Comment Opposing Opm Proposed Rule

[The below comment was formally submitted by the Steady State in response to a proposed rule, now in the public comment phase, which will create a “Schedule F” in the US Civil Service. Although ostensibly to improve “performance, accountability and responsiveness,” the actual intent is clear — to ensure that civil servants are loyal to a person, not to the country, and to create a government that furthers the interest of the President, his family, cronies and those who pay him in cash or services. We strongly encourage others to comment, as is provided by the Administrative Procedures Act — go to this link to submit a comment, or read the regulation and the comments other have made]


April 30, 2025

The Steady State is an organization of over 270 former senior national security professionals, including alumni of the Central Intelligence Agency, Department of State, Department of Defense, Federal Bureau of Investigation, and other agencies within the Intelligence Community. We write to express our strong opposition to the Office of Personnel Management’s proposed rule that would facilitate political reclassification of career civil servants—such as through a revived or expanded Schedule F authority—and thereby erode the core merit-based, nonpartisan character of the federal workforce.
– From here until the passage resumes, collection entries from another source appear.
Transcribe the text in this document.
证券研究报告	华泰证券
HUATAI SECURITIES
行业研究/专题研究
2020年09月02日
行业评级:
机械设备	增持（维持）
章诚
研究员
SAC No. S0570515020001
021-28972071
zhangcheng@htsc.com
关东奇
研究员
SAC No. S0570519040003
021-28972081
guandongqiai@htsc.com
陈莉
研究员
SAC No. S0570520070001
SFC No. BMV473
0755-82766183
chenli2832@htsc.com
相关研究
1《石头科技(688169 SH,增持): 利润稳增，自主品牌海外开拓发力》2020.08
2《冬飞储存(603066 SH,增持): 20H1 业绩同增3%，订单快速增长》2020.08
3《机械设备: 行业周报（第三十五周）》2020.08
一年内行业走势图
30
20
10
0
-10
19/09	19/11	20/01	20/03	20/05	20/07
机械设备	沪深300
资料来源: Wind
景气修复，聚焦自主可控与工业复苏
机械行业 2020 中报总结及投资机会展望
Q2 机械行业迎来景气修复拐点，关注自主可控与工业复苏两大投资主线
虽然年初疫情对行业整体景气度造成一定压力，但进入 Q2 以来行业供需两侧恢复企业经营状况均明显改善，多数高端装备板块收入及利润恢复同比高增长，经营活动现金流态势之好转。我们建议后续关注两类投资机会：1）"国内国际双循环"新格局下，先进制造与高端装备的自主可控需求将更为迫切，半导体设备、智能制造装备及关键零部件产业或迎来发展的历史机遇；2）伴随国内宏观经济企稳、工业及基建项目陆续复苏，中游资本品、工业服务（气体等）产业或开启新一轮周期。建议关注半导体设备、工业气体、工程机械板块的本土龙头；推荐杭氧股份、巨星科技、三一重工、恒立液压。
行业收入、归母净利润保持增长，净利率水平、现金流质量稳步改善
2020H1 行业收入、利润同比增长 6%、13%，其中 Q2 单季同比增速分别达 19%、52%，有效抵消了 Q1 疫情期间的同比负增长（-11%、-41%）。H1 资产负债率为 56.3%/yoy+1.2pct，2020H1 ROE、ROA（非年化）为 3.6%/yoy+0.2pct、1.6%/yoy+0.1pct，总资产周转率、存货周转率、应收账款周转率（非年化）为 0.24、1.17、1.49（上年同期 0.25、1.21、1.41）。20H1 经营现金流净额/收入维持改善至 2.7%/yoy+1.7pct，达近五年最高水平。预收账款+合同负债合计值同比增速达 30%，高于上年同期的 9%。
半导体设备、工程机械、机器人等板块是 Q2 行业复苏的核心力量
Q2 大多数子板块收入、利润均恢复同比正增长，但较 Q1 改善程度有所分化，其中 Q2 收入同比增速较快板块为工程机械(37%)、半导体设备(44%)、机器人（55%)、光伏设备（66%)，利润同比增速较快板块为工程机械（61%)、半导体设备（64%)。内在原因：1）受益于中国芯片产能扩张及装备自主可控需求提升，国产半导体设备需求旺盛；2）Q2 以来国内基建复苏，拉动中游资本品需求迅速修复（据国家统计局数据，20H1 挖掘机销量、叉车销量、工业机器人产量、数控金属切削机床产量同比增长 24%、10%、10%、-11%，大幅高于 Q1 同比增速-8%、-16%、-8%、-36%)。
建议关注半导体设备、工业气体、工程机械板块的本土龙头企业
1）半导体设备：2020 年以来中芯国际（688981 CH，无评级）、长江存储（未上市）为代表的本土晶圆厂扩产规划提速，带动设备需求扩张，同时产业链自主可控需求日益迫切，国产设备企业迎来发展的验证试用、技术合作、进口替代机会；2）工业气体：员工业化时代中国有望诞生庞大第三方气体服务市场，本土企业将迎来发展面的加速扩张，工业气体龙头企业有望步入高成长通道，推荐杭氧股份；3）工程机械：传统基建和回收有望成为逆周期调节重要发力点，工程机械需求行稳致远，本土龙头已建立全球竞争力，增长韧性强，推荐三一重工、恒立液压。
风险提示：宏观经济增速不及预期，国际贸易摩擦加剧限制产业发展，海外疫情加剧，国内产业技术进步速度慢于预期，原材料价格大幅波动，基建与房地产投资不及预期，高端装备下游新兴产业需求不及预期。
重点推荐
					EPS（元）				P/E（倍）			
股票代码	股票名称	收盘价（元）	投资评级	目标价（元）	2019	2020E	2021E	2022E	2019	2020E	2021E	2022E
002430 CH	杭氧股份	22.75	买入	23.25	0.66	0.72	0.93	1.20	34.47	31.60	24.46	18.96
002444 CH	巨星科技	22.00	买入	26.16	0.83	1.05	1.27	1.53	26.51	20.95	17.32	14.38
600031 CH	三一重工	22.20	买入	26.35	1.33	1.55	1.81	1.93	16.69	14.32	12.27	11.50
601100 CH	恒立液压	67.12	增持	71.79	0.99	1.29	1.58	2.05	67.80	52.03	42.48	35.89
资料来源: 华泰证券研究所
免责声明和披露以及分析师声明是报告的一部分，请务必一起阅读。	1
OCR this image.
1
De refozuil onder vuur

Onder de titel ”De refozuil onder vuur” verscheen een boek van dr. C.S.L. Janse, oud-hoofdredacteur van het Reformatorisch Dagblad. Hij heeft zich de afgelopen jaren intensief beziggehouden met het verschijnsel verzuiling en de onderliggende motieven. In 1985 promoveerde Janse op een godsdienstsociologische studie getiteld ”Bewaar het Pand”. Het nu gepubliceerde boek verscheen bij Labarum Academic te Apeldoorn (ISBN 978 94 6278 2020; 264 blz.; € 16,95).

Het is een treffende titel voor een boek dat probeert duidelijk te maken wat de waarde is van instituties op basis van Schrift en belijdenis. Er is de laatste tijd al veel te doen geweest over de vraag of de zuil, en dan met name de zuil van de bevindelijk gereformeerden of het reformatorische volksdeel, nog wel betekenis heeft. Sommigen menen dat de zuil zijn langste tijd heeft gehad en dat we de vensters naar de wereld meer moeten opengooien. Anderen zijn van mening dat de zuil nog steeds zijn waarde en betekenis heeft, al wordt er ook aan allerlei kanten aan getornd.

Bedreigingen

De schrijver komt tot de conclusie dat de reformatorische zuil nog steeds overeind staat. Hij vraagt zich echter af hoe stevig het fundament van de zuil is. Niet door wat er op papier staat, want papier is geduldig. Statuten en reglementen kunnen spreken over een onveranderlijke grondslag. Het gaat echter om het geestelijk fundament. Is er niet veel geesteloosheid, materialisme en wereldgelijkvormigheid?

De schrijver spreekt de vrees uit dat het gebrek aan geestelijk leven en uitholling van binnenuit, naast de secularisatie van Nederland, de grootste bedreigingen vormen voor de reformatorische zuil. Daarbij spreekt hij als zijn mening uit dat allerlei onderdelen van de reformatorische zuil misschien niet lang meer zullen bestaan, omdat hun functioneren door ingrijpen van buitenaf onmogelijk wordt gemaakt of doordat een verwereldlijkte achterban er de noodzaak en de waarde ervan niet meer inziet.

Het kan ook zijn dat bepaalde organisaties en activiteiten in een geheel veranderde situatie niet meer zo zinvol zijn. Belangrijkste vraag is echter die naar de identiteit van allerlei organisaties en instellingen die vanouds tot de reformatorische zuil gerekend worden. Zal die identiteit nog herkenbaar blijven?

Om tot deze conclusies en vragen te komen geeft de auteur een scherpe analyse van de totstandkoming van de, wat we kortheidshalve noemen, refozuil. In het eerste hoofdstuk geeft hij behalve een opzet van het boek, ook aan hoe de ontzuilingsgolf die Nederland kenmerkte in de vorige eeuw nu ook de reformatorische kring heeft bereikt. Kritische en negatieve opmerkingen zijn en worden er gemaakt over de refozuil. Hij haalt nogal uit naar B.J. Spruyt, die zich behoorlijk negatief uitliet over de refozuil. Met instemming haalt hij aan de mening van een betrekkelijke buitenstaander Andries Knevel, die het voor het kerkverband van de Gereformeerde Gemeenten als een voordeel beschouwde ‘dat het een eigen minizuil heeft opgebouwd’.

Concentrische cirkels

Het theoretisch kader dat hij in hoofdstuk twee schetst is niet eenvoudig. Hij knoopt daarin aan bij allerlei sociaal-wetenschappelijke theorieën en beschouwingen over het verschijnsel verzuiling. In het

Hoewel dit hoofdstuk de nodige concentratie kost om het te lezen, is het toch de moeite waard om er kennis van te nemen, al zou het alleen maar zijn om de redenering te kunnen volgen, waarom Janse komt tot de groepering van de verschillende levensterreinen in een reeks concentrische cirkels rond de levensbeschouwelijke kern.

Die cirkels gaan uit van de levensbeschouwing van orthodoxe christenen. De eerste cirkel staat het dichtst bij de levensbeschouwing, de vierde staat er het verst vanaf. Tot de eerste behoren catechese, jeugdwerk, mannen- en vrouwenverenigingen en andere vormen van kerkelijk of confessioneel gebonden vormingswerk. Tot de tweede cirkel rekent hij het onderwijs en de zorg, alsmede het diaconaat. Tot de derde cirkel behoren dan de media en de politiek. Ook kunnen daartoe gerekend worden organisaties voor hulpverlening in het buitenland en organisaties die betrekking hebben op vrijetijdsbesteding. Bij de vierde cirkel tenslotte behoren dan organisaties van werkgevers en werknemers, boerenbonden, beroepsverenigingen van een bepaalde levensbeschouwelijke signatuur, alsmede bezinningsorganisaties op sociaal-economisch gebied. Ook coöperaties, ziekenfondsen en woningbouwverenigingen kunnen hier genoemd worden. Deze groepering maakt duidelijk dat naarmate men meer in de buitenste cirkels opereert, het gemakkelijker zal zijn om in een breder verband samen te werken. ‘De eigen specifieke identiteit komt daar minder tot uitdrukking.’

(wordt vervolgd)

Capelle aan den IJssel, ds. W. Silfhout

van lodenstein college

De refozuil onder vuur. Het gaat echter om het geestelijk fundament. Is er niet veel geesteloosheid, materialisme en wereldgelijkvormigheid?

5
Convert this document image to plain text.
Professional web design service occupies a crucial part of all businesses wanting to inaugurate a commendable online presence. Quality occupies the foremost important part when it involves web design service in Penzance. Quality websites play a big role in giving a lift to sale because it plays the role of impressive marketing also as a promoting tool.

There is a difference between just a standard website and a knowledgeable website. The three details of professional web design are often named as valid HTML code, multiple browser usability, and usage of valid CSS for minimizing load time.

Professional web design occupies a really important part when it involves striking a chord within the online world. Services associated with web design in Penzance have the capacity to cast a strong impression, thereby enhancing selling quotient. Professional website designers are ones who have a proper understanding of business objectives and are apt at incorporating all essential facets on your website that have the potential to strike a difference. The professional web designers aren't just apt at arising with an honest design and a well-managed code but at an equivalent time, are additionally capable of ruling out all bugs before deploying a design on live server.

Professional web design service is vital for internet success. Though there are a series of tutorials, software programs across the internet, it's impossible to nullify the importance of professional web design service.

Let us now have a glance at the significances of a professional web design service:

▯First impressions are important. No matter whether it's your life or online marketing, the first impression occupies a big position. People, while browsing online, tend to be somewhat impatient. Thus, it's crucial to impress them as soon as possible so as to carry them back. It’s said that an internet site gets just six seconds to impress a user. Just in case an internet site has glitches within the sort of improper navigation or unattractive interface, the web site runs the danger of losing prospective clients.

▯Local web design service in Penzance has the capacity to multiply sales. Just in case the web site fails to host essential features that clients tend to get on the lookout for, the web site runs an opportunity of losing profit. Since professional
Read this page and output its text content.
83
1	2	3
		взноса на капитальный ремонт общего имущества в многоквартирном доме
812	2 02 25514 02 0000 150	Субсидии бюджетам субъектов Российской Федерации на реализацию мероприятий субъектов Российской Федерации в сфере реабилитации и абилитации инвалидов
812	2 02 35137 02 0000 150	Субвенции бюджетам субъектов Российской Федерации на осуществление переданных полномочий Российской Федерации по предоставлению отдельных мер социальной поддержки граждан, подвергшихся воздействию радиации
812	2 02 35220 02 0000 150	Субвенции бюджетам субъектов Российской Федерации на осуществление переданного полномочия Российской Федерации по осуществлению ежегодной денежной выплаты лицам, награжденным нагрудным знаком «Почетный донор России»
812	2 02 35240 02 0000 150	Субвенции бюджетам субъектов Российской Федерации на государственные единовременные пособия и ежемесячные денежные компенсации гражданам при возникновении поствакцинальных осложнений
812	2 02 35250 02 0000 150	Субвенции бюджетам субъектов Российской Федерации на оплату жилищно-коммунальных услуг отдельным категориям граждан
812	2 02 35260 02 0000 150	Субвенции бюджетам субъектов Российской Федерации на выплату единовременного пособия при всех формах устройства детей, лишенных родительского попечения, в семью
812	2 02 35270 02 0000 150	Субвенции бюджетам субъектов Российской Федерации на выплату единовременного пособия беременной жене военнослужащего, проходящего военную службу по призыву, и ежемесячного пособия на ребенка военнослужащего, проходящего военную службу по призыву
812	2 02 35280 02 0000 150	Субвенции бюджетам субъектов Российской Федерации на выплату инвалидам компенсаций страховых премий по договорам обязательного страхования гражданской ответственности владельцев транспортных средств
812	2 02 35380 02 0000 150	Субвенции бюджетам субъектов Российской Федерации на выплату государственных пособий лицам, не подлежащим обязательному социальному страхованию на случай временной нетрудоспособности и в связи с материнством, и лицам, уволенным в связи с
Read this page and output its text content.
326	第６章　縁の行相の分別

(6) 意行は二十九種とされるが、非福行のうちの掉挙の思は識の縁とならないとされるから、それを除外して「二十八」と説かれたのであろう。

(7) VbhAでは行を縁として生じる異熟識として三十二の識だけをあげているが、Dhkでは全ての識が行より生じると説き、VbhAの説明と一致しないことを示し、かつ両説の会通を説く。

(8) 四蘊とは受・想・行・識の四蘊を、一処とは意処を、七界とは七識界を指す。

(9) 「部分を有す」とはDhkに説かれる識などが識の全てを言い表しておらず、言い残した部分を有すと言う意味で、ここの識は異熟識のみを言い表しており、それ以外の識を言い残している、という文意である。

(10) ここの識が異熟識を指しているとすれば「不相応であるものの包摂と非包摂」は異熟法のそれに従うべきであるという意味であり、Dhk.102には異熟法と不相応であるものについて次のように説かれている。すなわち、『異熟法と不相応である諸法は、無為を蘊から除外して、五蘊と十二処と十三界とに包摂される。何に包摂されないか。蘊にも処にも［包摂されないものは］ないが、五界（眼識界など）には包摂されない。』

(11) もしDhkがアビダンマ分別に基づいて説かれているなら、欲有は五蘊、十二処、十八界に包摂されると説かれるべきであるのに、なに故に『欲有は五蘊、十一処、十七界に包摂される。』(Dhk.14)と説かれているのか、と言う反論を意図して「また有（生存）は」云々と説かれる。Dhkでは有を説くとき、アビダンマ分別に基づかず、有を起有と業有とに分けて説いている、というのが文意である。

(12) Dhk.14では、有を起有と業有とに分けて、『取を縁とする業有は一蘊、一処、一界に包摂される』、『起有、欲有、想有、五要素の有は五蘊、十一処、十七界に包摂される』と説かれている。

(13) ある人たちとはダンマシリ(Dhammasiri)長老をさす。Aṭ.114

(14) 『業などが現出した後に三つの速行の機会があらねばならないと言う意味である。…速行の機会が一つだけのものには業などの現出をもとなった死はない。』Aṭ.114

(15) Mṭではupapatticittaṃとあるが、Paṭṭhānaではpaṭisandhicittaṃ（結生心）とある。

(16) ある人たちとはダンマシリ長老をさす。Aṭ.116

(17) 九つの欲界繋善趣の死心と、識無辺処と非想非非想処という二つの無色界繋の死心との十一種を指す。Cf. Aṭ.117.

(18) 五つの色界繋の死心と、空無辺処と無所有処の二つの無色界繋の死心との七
Our concern is not academic. This proposed rule strikes at the heart of what makes our national security system work: the integrity, continuity, and political independence of career professionals who serve administrations of both parties, guided by law, fact, and mission—not political loyalty.

1. The Rule Would Create a De Facto Spoils System

Despite being framed as a matter of administrative efficiency or accountability, this rule would, in practice, enable political appointees to convert large swaths of the civil service into at-will employees, dismissible for any reason or none at all. This mechanism undermines over a century of bipartisan consensus about the importance of an apolitical civil service—particularly in agencies charged with defending the nation.

The civil servants who populate our national security agencies—analysts, diplomats, cybersecurity professionals, military strategists, intelligence collectors—would become vulnerable to dismissal based on ideological conformity or perceived disloyalty. The message would be unmistakable: fidelity to political leadership, not expertise or service to the Constitution, determines job security.

2. Politicizing National Security Functions Endangers the Country

Career professionals in the intelligence and national security fields are often tasked with bringing uncomfortable truths to power. The ability to deliver unvarnished, nonpartisan analysis is essential to effective national defense. When these professionals must fear retribution for failing to echo the political preferences of their superiors, the result is distorted intelligence, self-censorship, and dangerous groupthink.

In short, the proposed rule would pollute the stream of intelligence by incentivizing career officials to shape their findings to suit the expectations of political appointees. Policy would no longer be informed by intelligence; intelligence would be pressured to justify policy—a reversal that has historically led to strategic failure and loss of life.

3. Appearance and Reality of Independence Must Be Preserved

The United States relies on the credibility of its civil service—not just to ensure competent governance, but also to reassure allies, deter adversaries, and inspire public trust. The perception that key agencies are beholden to partisan agendas undermines global confidence in American resolve and reliability. It weakens morale within the ranks. It compromises our democratic values.

By creating a legal framework that allows a future administration to demand political loyalty from career civil servants, this rule invites precisely the kind of corrosive politicization the civil service system was designed to prevent.

Conclusion

The Steady State urges OPM in the strongest possible terms to withdraw the proposed rule and reaffirm the enduring principle that career civil servants, particularly those in national security roles, must be free to serve the public interest without fear or favor.

Nonpartisanship is not a bureaucratic nicety—it is a national security imperative.